Modellvorhaben Öl-PV-Heizung mit erster Zwischenbilanz

Selbst erzeugter Strom aus Photovoltaik (PV) kann auch die Wärmeversorgung eines ölbeheizten Gebäudes unterstützen. Das zeigen erste Ergebnisse eines aktuellen Modellvorhabens des Instituts für Wärme und Oeltechnik (IWO) und shine (easyOptimize GmbH). Mit vergleichsweise geringem Aufwand konnte in Ein- und Zweifamilienhäusern der Solarstrom-Eigenverbrauchsanteil von durchschnittlich 32 auf 52 Prozent gesteigert werden. Das ermöglicht auch eine Senkung des Brennstoffbedarfs.

Praxistest

Die Grundidee von Power-to-Heat in Hybridheizungen besteht darin, Strom immer dann zur Warmwasserbereitung oder zum Heizen einzusetzen, wenn er anderweitig nicht beziehungsweise nicht sinnvoll genutzt werden kann. Öl-basierte Anlagen eignen sich dafür besonders gut, da dank der Energiereserve im eigenen Tank auch längere Phasen mit geringem Stromangebot problemlos überbrückt werden können. Die Einsatzgründe für Power-to-Heat in Hybridheizungen variieren. Um herauszufinden, wie die vorhandenen Innovationspotenziale optimal ausgeschöpft werden können, untersucht das IWO die Thematik in unterschiedlichen Modellvorhaben. Ziel ist es, das Konzept der Hybridheizung weiterzuentwickeln und dabei neue Wege zur Reduktion von Treibhausgasemissionen aufzuzeigen.
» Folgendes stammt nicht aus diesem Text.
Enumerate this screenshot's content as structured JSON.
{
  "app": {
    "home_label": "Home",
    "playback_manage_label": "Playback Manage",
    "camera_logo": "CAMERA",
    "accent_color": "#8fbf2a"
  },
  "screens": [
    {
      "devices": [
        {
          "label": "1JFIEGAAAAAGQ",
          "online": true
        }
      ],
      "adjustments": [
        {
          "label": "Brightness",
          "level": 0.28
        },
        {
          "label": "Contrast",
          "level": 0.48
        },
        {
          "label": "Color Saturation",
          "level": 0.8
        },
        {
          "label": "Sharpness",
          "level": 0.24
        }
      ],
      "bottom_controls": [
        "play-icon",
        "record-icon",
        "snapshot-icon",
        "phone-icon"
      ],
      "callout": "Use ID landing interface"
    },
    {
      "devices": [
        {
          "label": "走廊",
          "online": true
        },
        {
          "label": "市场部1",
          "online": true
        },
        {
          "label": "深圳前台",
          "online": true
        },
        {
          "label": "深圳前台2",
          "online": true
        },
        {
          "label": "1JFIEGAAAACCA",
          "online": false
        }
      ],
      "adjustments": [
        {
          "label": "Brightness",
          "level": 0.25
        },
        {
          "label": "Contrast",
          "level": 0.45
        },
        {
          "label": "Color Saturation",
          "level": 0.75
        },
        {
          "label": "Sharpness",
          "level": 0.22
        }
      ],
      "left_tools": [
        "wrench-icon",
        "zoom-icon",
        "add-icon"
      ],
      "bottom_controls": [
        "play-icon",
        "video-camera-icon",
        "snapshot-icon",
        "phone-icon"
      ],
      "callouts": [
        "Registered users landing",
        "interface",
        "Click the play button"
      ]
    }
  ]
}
Der erfolgreiche Praxistest beschäftigt sich dabei speziell mit den Ergebnissen aus dem IWO-Modellvorhaben zur Einbindung von selbsterzeugtem Solarstrom in die Wärmeversorgung.
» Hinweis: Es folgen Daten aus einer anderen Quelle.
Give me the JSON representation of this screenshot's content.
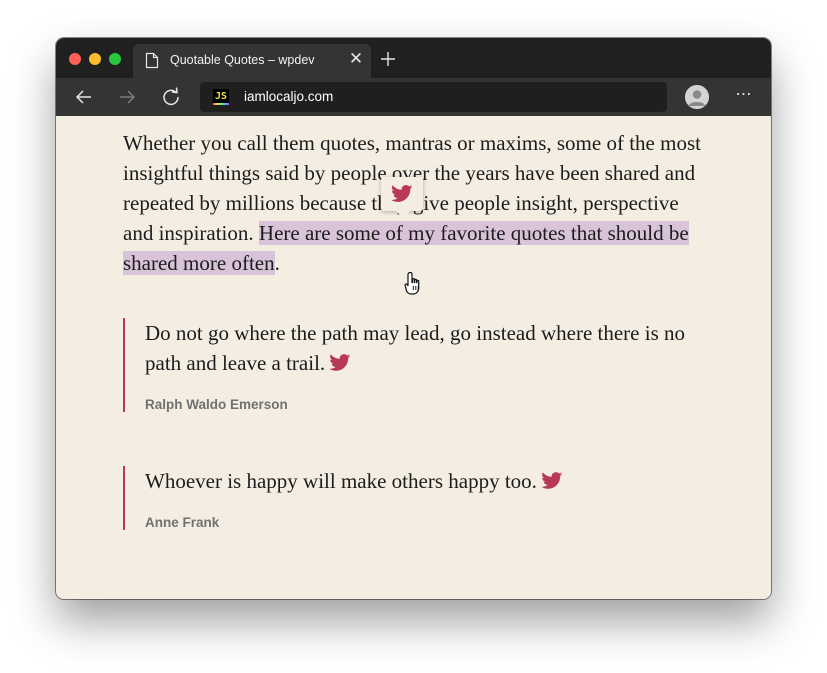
{
  "browser": {
    "tab_title": "Quotable Quotes – wpdev",
    "tab_close": "✕",
    "url": "iamlocaljo.com",
    "favicon_text": "JS",
    "menu": "⋯",
    "traffic_lights": [
      "#fe5f57",
      "#febc2e",
      "#28c840"
    ]
  },
  "intro": {
    "text": "Whether you call them quotes, mantras or maxims, some of the most insightful things said by people over the years have been shared and repeated by millions because they give people insight, perspective and inspiration. ",
    "highlighted": "Here are some of my favorite quotes that should be shared more often",
    "end": ".",
    "highlight_color": "#d8c3d8"
  },
  "tweet_popup": {
    "icon": "twitter-bird-icon"
  },
  "quotes": [
    {
      "text": "Do not go where the path may lead, go instead where there is no path and leave a trail.",
      "author": "Ralph Waldo Emerson"
    },
    {
      "text": "Whoever is happy will make others happy too.",
      "author": "Anne Frank"
    }
  ],
  "colors": {
    "accent": "#b83956",
    "background": "#f4ede2",
    "author": "#717171"
  }
}
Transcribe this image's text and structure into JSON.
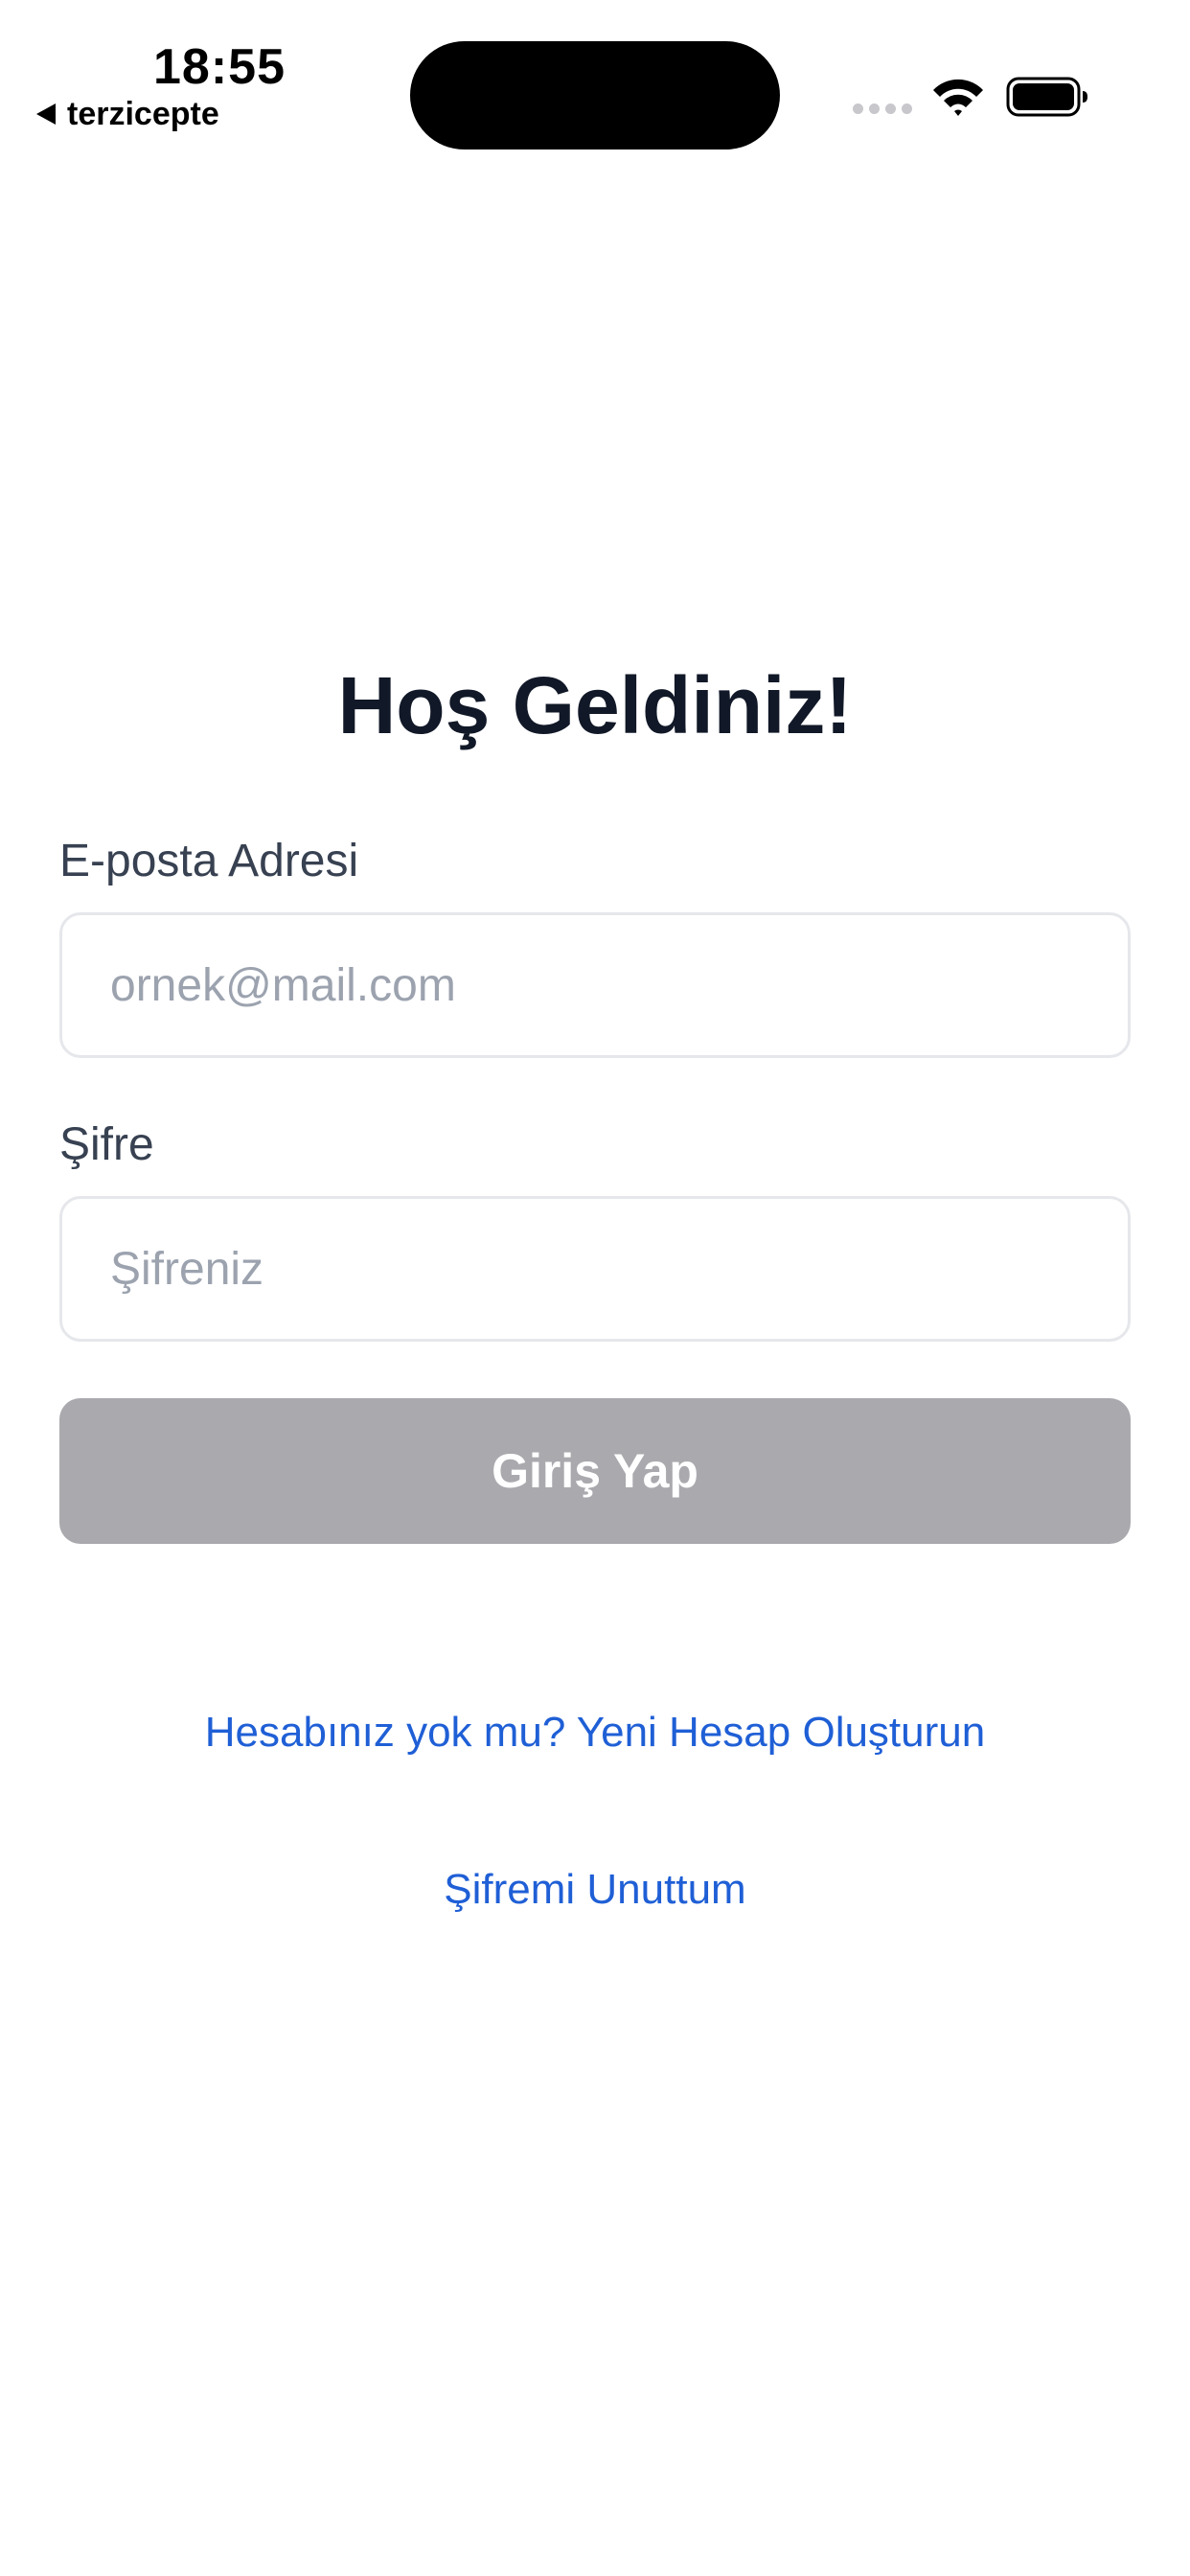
{
  "status_bar": {
    "time": "18:55",
    "back_app": "terzicepte",
    "icons": [
      "back-triangle-icon",
      "signal-icon",
      "wifi-icon",
      "battery-icon"
    ]
  },
  "login": {
    "title": "Hoş Geldiniz!",
    "email": {
      "label": "E-posta Adresi",
      "placeholder": "ornek@mail.com",
      "value": ""
    },
    "password": {
      "label": "Şifre",
      "placeholder": "Şifreniz",
      "value": ""
    },
    "submit_label": "Giriş Yap",
    "signup_link": "Hesabınız yok mu? Yeni Hesap Oluşturun",
    "forgot_link": "Şifremi Unuttum"
  },
  "colors": {
    "background": "#ffffff",
    "title": "#111827",
    "label": "#374151",
    "placeholder": "#9ca3af",
    "input_border": "#e5e7eb",
    "button_disabled": "#a9a9ae",
    "button_text": "#ffffff",
    "link": "#1f5fd6"
  }
}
Beachtliche Ergebnisse in den ersten Monaten

In dem Modellvorhaben zur Nutzung von Solarstrom in Öl-Hybridheizungen wird gemeinsam mit shine in derzeit neun Ein- und Zweifamilienhäusern untersucht, in welchem Umfang selbst produzierter Strom zur Wärmeerzeugung im eigenen Haus genutzt werden kann und wieviel Brennstoff sich so einsparen lässt. Verwendet wird dabei PV-Strom, der nicht für die Stromversorgung des Gebäudes benötigt wird und ansonsten ins öffentliche Netz eingespeist werden würde.
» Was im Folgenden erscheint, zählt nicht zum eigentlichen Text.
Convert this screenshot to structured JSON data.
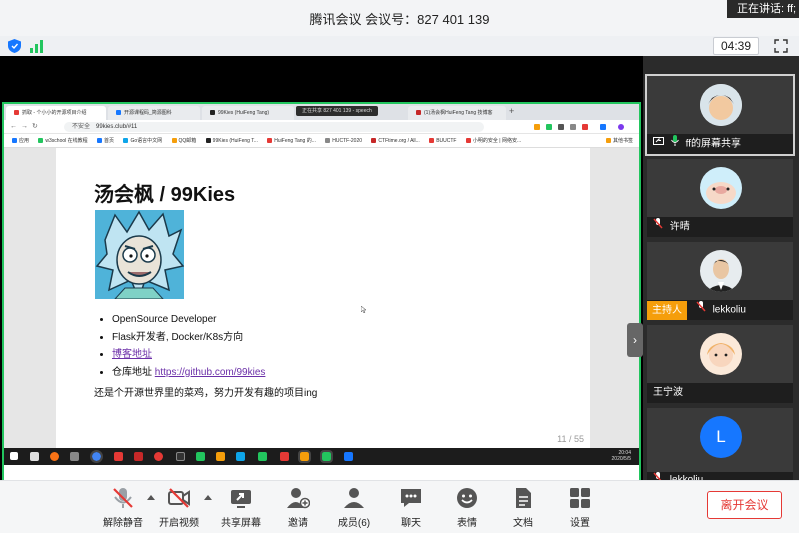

Vier Häuser liefern seit Anfang März 2017 Daten aus dem Betrieb. Diese vier Objekte verfügen über Wärmespeicher, die sowohl die Heizung als auch die Trinkwassererwärmung mit Energie versorgen. „Durch einen einfachen, im Speicher eingebauten und intelligent angesteuerten Heizstab konnte der im Haus genutzte Anteil des selbstproduzierten Solarstroms von Anfang März bis Ende August durchschnittlich um 20 Prozentpunkte auf 52 Prozent gesteigert werden. Zugleich wurde die Netzeinspeisung durchschnittlich um 20 Prozent reduziert“, berichtet IWO-Projektleiter Christian Halper. Abhängig von der Größe der PV-Anlage sowie der Höhe und dem Profil des Strombedarfs, sind in diesen ersten vier Monaten bis zu 1.502 Kilowattstunden selbsterzeugter Solarstrom in den Heizstab geflossen. Dies entspricht einer Heizölmenge von rund 150 Litern.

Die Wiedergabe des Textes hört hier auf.